We’re all for a system that enables people to see quite how clean our beaches are. And we think that it’s wise that it includes not only the quality of the seawater, but the cleanliness and attractiveness of the beach itself.
The long-established Blue Flag Awards have generally been a force for good in sharpening the minds of officials from the various organisations responsible for their upkeep and welfare.
Leave Mother Nature to look after our beaches in their original state and generally she’d do a reasonable job. But given that man-made challenges sometimes throw her off course, it’s right that the public should see quite how well – or otherwise – those we charge with keeping our beaches clean are doing in their task.
A rigorous regime undoubtedly helps with that, but there surely have to be exceptions when common sense takes over.
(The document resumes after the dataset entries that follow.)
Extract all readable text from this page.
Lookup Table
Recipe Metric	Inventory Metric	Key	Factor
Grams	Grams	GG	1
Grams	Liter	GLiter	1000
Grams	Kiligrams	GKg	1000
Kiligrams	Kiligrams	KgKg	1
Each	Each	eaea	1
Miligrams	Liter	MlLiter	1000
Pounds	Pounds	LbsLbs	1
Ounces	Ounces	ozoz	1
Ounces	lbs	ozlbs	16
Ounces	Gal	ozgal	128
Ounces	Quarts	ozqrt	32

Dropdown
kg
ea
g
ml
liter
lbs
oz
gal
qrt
So, for all we support a determined drive to keep our beaches beautiful, we are concerned to learn that the owner of a dog that swallowed a fish hook at Hayling has been told that it is difficult to place more litter bins there as well as warning signs that there could be dangerous debris on the shore.
Dionne Wheeler was informed by Havant Borough Council that there are restrictions in place because it is a recognised beauty spot.
In this case, the council is following rules rather than making them.
So our concern is directed at those who draw up the Blue Flag criteria, and those for Sites of Scientific Interest.
Surely it shouldn’t be a question of restricting litter bins or signs warning of danger, but rather a requirement that these should be complementary to or sympathetic to the natural beauty of an area.
Of course, the best possible resolution of problems like this is that people don’t discard fish hooks on beaches in the first place (although of course, some might be lost and washed up).
But there will always be some who behave anti-socially, and it is important that we take steps to warn people of potential danger wherever it may lurk.